Highlights & Insights¶
- Simple yet effective benchmark design: Constructs a high-quality diagnostic dataset at a low cost through LLM automatic negation + binary-choice reversal, achieving a 97% conversion accuracy.
- U-shaped scaling discovery: Reveals that negation understanding may be an emergent capability, providing a new perspective on VLM scaling research.
- Broad coverage: Evaluation spans 20 datasets, 4 main domains, and 20 models across 7 model families, ensuring the generalizability of the findings.
- Strong safety warnings: Highlights the severe potential risks of negation understanding failures in embodied AI scenarios.

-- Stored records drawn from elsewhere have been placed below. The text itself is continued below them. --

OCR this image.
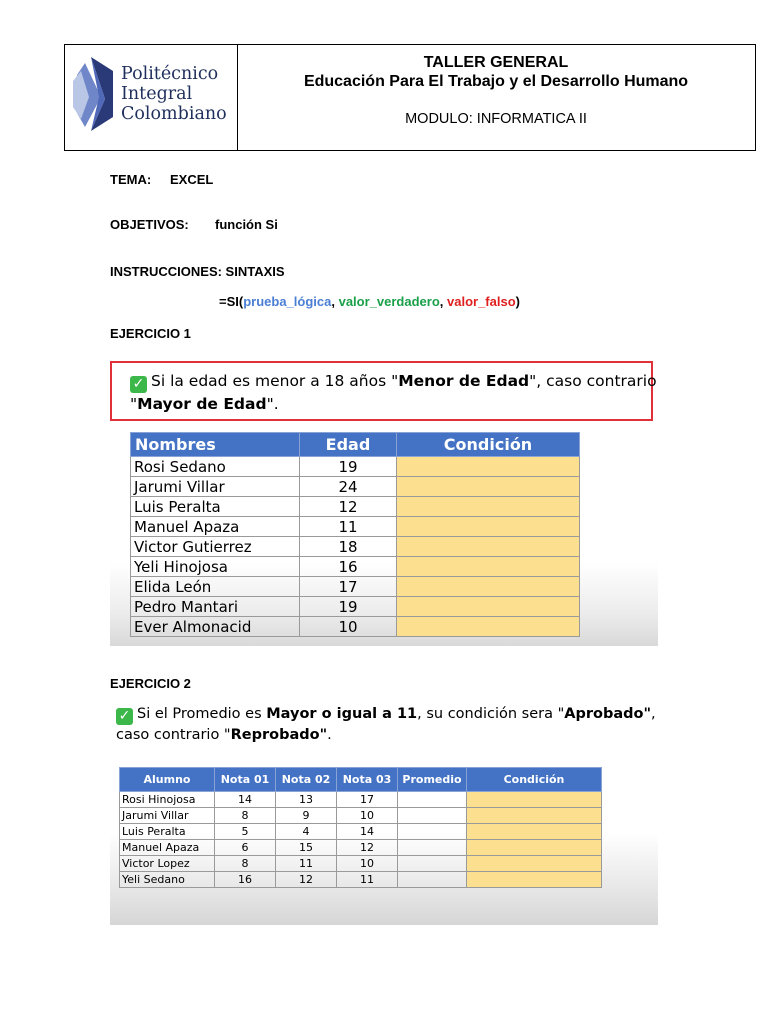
Politécnico
Integral
Colombiano
TALLER GENERAL
Educación Para El Trabajo y el Desarrollo Humano
MODULO: INFORMATICA II
TEMA: EXCEL
OBJETIVOS: función Si
INSTRUCCIONES: SINTAXIS
=SI(prueba_lógica, valor_verdadero, valor_falso)
EJERCICIO 1
✓ Si la edad es menor a 18 años "Menor de Edad", caso contrario
"Mayor de Edad".
Nombres	Edad	Condición
Rosi Sedano	19	
Jarumi Villar	24	
Luis Peralta	12	
Manuel Apaza	11	
Victor Gutierrez	18	
Yeli Hinojosa	16	
Elida León	17	
Pedro Mantari	19	
Ever Almonacid	10	
EJERCICIO 2
✓ Si el Promedio es Mayor o igual a 11, su condición sera "Aprobado",
caso contrario "Reprobado".
Alumno	Nota 01	Nota 02	Nota 03	Promedio	Condición
Rosi Hinojosa	14	13	17		
Jarumi Villar	8	9	10		
Luis Peralta	5	4	14		
Manuel Apaza	6	15	12		
Victor Lopez	8	11	10		
Yeli Sedano	16	12	11		
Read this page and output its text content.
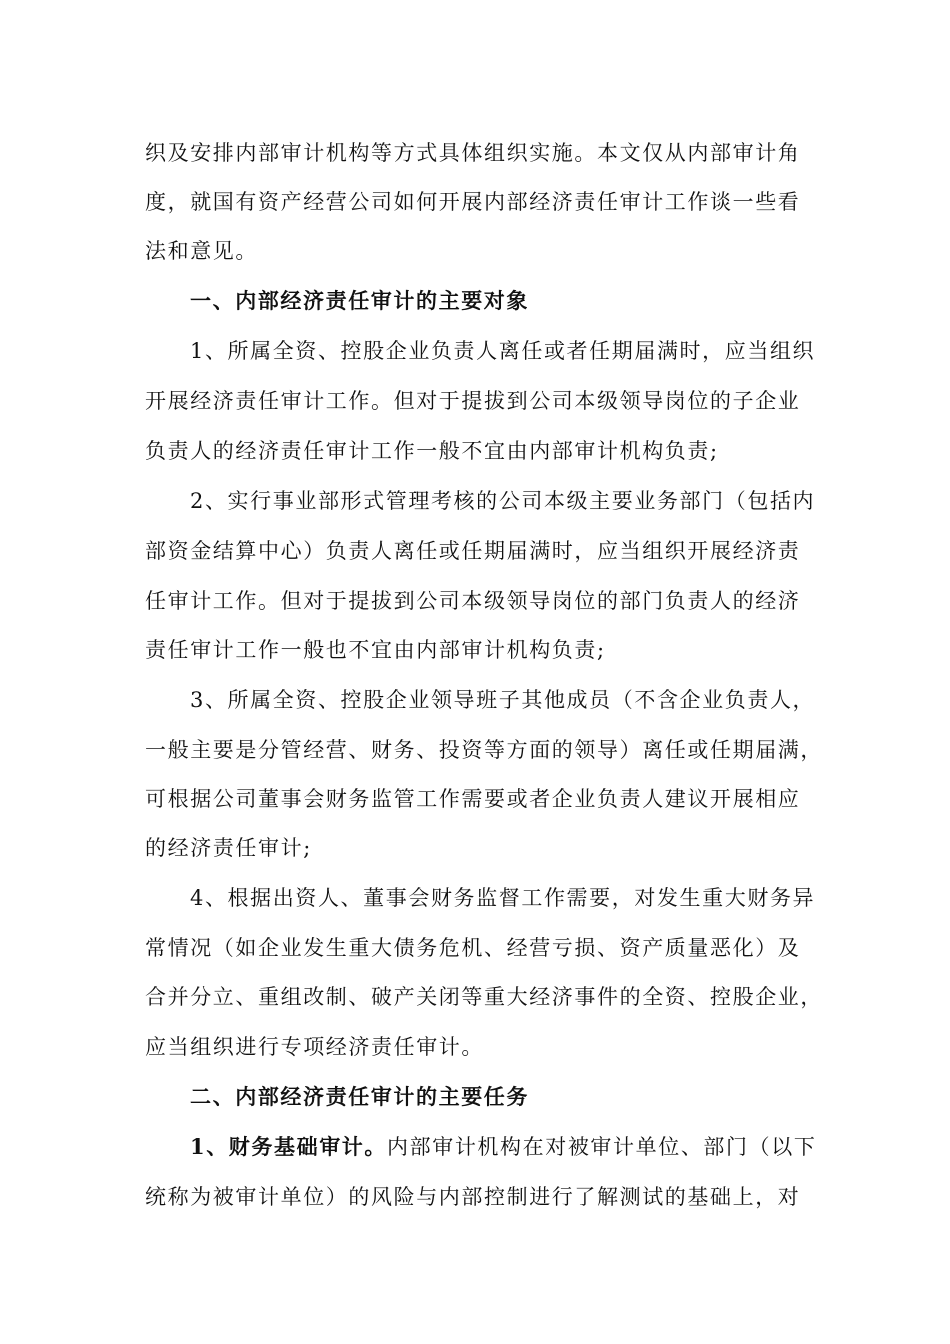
织及安排内部审计机构等方式具体组织实施。本文仅从内部审计角
度，就国有资产经营公司如何开展内部经济责任审计工作谈一些看
法和意见。
一、内部经济责任审计的主要对象
1、所属全资、控股企业负责人离任或者任期届满时，应当组织
开展经济责任审计工作。但对于提拔到公司本级领导岗位的子企业
负责人的经济责任审计工作一般不宜由内部审计机构负责;
2、实行事业部形式管理考核的公司本级主要业务部门（包括内
部资金结算中心）负责人离任或任期届满时，应当组织开展经济责
任审计工作。但对于提拔到公司本级领导岗位的部门负责人的经济
责任审计工作一般也不宜由内部审计机构负责;
3、所属全资、控股企业领导班子其他成员（不含企业负责人，
一般主要是分管经营、财务、投资等方面的领导）离任或任期届满，
可根据公司董事会财务监管工作需要或者企业负责人建议开展相应
的经济责任审计;
4、根据出资人、董事会财务监督工作需要，对发生重大财务异
常情况（如企业发生重大债务危机、经营亏损、资产质量恶化）及
合并分立、重组改制、破产关闭等重大经济事件的全资、控股企业，
应当组织进行专项经济责任审计。
二、内部经济责任审计的主要任务
1、财务基础审计。内部审计机构在对被审计单位、部门（以下
统称为被审计单位）的风险与内部控制进行了解测试的基础上，对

Limitations & Future Work¶
- Limited to multiple-choice format: The binary-choice format may not fully reflect negation understanding capabilities in open-ended scenarios.
- Zero-shot evaluation only: The potential of few-shot prompting to improve negation understanding remains unexplored.

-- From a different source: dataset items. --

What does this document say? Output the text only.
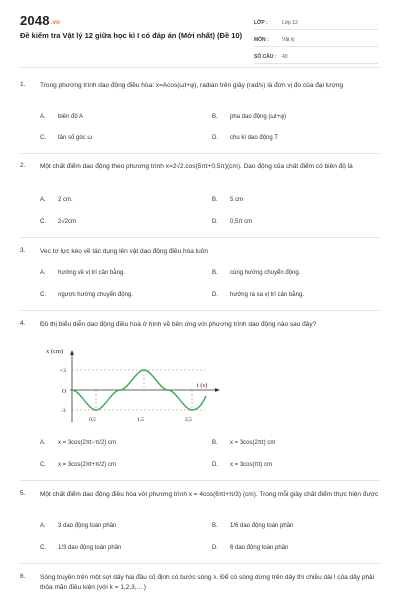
2048.vn
Đề kiểm tra Vật lý 12 giữa học kì I có đáp án (Mới nhất) (Đề 10)
LỚP :	Lớp 12
MÔN :	Vật lý
SỐ CÂU :	40
1. Trong phương trình dao động điều hòa: x=Acos(ωt+φ), radian trên giây (rad/s) là đơn vị đo của đại lượng
A. biên độ A	B. pha dao động (ωt+φ)
C. tần số góc ω	D. chu kì dao động T
2. Một chất điểm dao động theo phương trình x=2√2.cos(5πt+0,5π)(cm). Dao động của chất điểm có biên độ là
A. 2 cm.	B. 5 cm
C. 2√2cm	D. 0,5π cm
3. Vec tơ lực kéo về tác dụng lên vật dao động điều hòa luôn
A. hướng về vị trí cân bằng.	B. cùng hướng chuyển động.
C. ngược hướng chuyển động.	D. hướng ra xa vị trí cân bằng.
4. Đồ thị biểu diễn dao động điều hoà ở hình vẽ bên ứng với phương trình dao động nào sau đây?
x (cm)
t (s)
+3
O
-3
0,5	1,5	2,5
A. x = 3cos(2πt−π/2) cm	B. x = 3cos(2πt) cm
C. x = 3cos(2πt+π/2) cm	D. x = 3cos(πt) cm
5. Một chất điểm dao động điều hòa với phương trình x = 4cos(6πt+π/3) (cm). Trong mỗi giây chất điểm thực hiện được
A. 3 dao động toàn phần	B. 1/6 dao động toàn phần
C. 1/3 dao động toàn phần	D. 6 dao động toàn phần
6. Sóng truyền trên một sợi dây hai đầu cố định có bước sóng λ. Để có sóng dừng trên dây thì chiều dài l của dây phải thỏa mãn điều kiện (với k = 1,2,3,... )
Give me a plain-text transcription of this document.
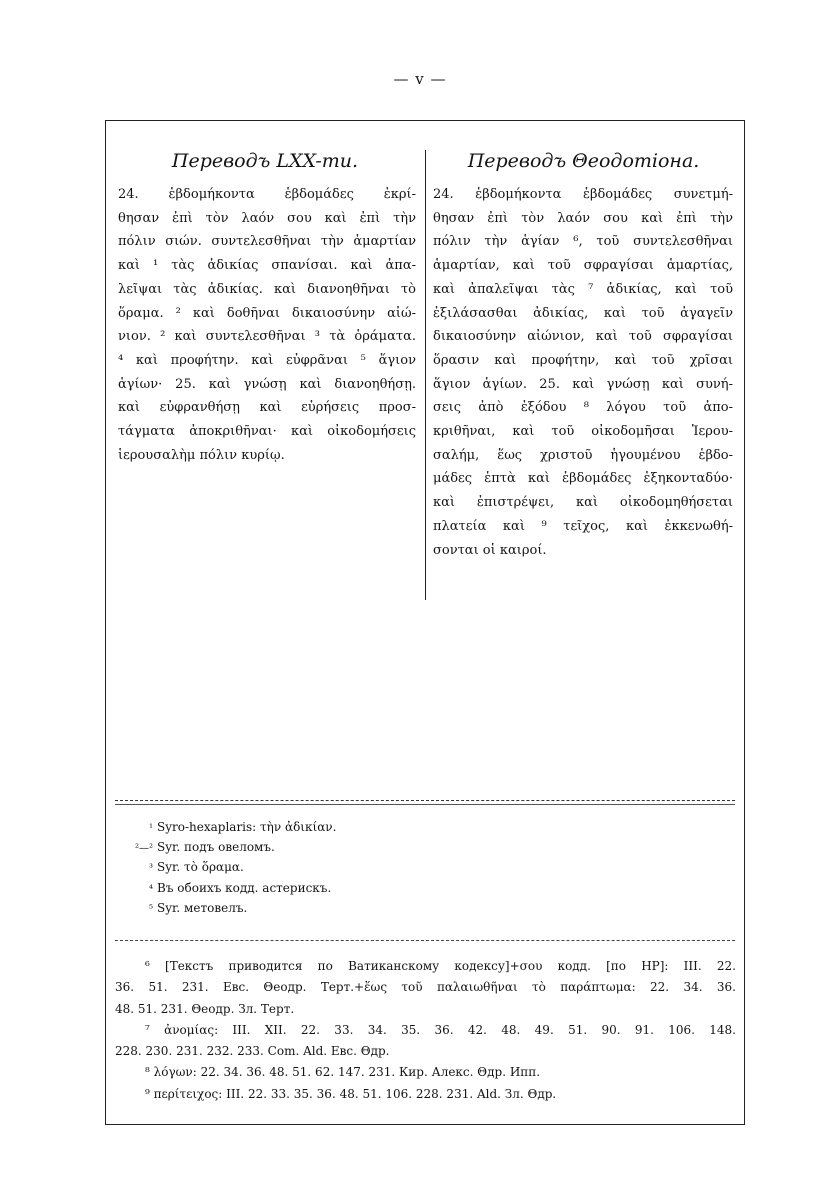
— v —
Переводъ LXX-ти.	Переводъ Θеодотіона.
24. ἑβδομήκοντα ἑβδομάδες ἐκρί-
θησαν ἐπὶ τὸν λαόν σου καὶ ἐπὶ τὴν
πόλιν σιών. συντελεσθῆναι τὴν ἁμαρτίαν
καὶ ¹ τὰς ἀδικίας σπανίσαι. καὶ ἀπα-
λεῖψαι τὰς ἀδικίας. καὶ διανοηθῆναι τὸ
ὅραμα. ² καὶ δοθῆναι δικαιοσύνην αἰώ-
νιον. ² καὶ συντελεσθῆναι ³ τὰ ὁράματα.
⁴ καὶ προφήτην. καὶ εὐφρᾶναι ⁵ ἅγιον
ἁγίων· 25. καὶ γνώσῃ καὶ διανοηθήσῃ.
καὶ εὐφρανθήσῃ καὶ εὑρήσεις προσ-
τάγματα ἀποκριθῆναι· καὶ οἰκοδομήσεις
ἱερουσαλὴμ πόλιν κυρίῳ.
24. ἑβδομήκοντα ἑβδομάδες συνετμή-
θησαν ἐπὶ τὸν λαόν σου καὶ ἐπὶ τὴν
πόλιν τὴν ἁγίαν ⁶, τοῦ συντελεσθῆναι
ἁμαρτίαν, καὶ τοῦ σφραγίσαι ἁμαρτίας,
καὶ ἀπαλεῖψαι τὰς ⁷ ἀδικίας, καὶ τοῦ
ἐξιλάσασθαι ἀδικίας, καὶ τοῦ ἀγαγεῖν
δικαιοσύνην αἰώνιον, καὶ τοῦ σφραγίσαι
ὅρασιν καὶ προφήτην, καὶ τοῦ χρῖσαι
ἅγιον ἁγίων. 25. καὶ γνώσῃ καὶ συνή-
σεις ἀπὸ ἐξόδου ⁸ λόγου τοῦ ἀπο-
κριθῆναι, καὶ τοῦ οἰκοδομῆσαι Ἱερου-
σαλήμ, ἕως χριστοῦ ἡγουμένου ἑβδο-
μάδες ἑπτὰ καὶ ἑβδομάδες ἑξηκονταδύο·
καὶ ἐπιστρέψει, καὶ οἰκοδομηθήσεται
πλατεία καὶ ⁹ τεῖχος, καὶ ἐκκενωθή-
σονται οἱ καιροί.
¹ Syro-hexaplaris: τὴν ἀδικίαν.
²—² Syr. подъ овеломъ.
³ Syr. τὸ ὅραμα.
⁴ Въ обоихъ кодд. астерискъ.
⁵ Syr. метовелъ.
⁶ [Текстъ приводится по Ватиканскому кодексу]+σου кодд. [по HP]: III. 22.
36. 51. 231. Евс. Θеодр. Терт.+ἕως τοῦ παλαιωθῆναι τὸ παράπτωμα: 22. 34. 36.
48. 51. 231. Θеодр. Зл. Терт.
⁷ ἀνομίας: III. XII. 22. 33. 34. 35. 36. 42. 48. 49. 51. 90. 91. 106. 148.
228. 230. 231. 232. 233. Com. Ald. Евс. Θдр.
⁸ λόγων: 22. 34. 36. 48. 51. 62. 147. 231. Кир. Алекс. Θдр. Ипп.
⁹ περίτειχος: III. 22. 33. 35. 36. 48. 51. 106. 228. 231. Ald. Зл. Θдр.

- No mitigation strategies proposed: The paper diagnoses the problem but does not provide specific training resolutions (only suggests data augmentation).
- Lack of granular analysis on negation types: Does not categorize and compare different forms of negation (lexical vs. syntactic vs. implicit negation).

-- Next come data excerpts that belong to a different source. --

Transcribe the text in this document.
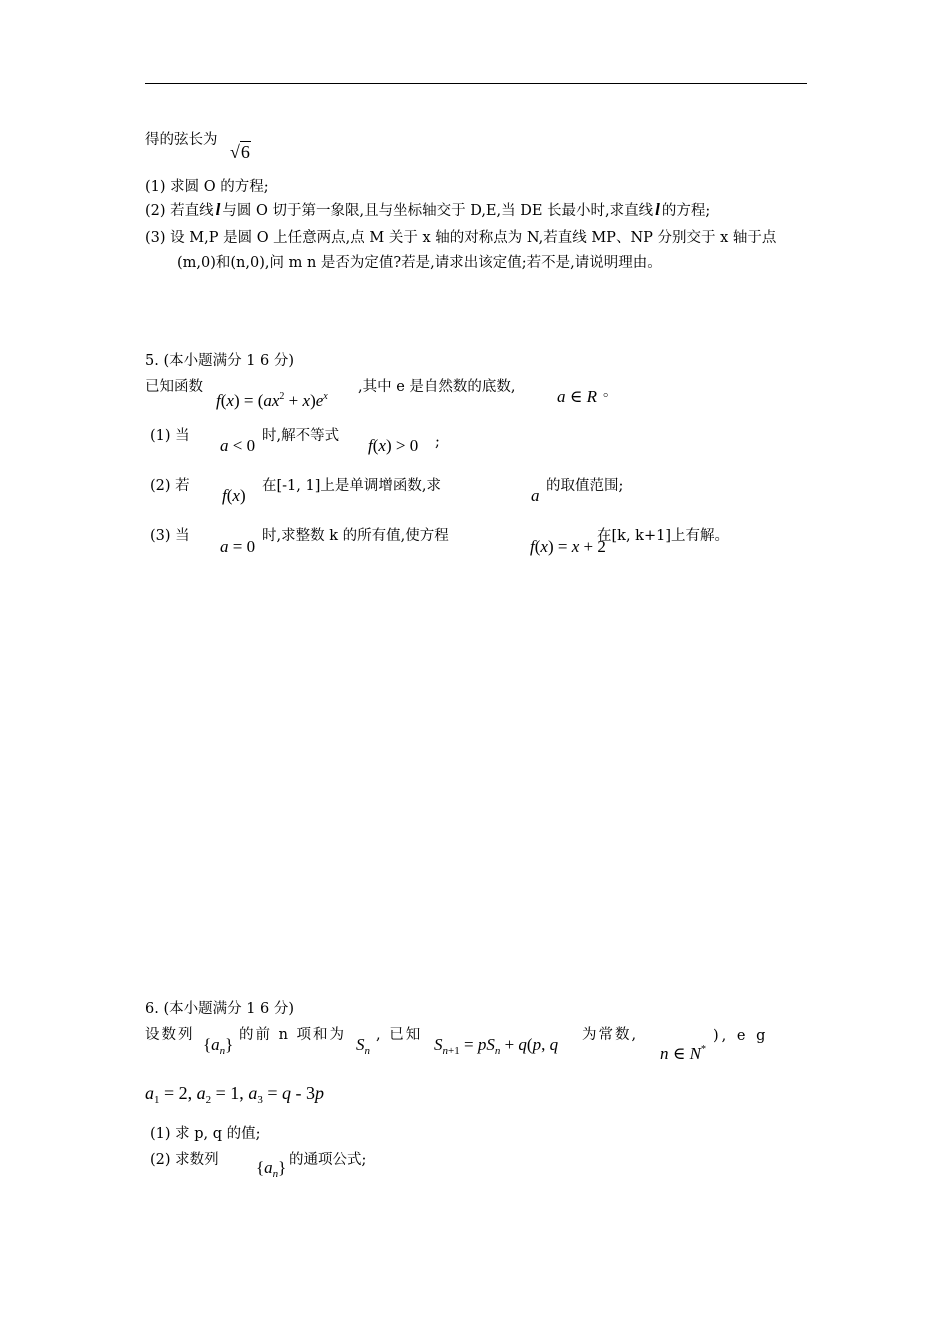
得的弦长为
√6
(1) 求圆 O 的方程;
(2) 若直线 l 与圆 O 切于第一象限,且与坐标轴交于 D,E,当 DE 长最小时,求直线 l 的方程;
(3) 设 M,P 是圆 O 上任意两点,点 M 关于 x 轴的对称点为 N,若直线 MP、NP 分别交于 x 轴于点
(m,0)和(n,0),问 m n 是否为定值?若是,请求出该定值;若不是,请说明理由。
5. (本小题满分 1 6 分)
已知函数
$f(x) = (ax^2 + x)e^x$
,其中 e 是自然数的底数, a ∈ R 。
(1) 当 a < 0 时,解不等式 f(x) > 0 ;
(2) 若 f(x) 在[-1, 1]上是单调增函数,求	a 的取值范围;
(3) 当
a = 0
时,求整数 k 的所有值,使方程
f(x) = x + 2
在[k, k+1]上有解。
6. (本小题满分 1 6 分)
设数列 $\{a_n\}$ 的前 n 项和为 $S_n$
, 已知 $S_{n+1} = pS_n + q(p$, q 为常数,
n ∈ N*
), e g
$a_1 = 2$, $a_2 = 1$, $a_3 = q - 3p$
(1) 求 p, q 的值;
(2) 求数列 $\{a_n\}$ 的通项公式;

- GPT-4o conversion bias: The 3% error rate may introduce systematic noise into large-scale data.
Related Work & Insights¶
- VQA Benchmarks: VQAv2, OKVQA, MMMU, and VMCBench provide the raw evaluation data.
- Negation Understanding (NLP side): Kassner & Schütze (2020) evaluate negation in PLMs; Zhang et al. (2023) discover a U-shaped negation scaling in language models.
- Negation Understanding (Vision side): Alhamoud et al. (2025) and Singh et al. (2024) evaluate CLIP's negation understanding, but lack evaluations on generative VLMs.
- Scaling Laws: Kaplan et al. (2020) on LM scaling laws; McKenzie et al. (2023) on inverse scaling; Wei et al. (2022) on U-shaped scaling.
Rating¶
| Dimension | Rating |
|---|---|
| Novelty | ⭐⭐⭐ |
| Technical Depth | ⭐⭐ |
| Experimental Thoroughness | ⭐⭐⭐⭐ |
| Writing Quality | ⭐⭐⭐⭐ |
| Value | ⭐⭐⭐⭐ |
Overall: ⭐⭐⭐⭐ — A diagnostic benchmark paper with comprehensive experiments and insightful findings (U-shaped scaling), posing an important warning for the safe deployment of VLMs. While the technical depth is relatively limited, the topic selection is precise and the conclusions are solid.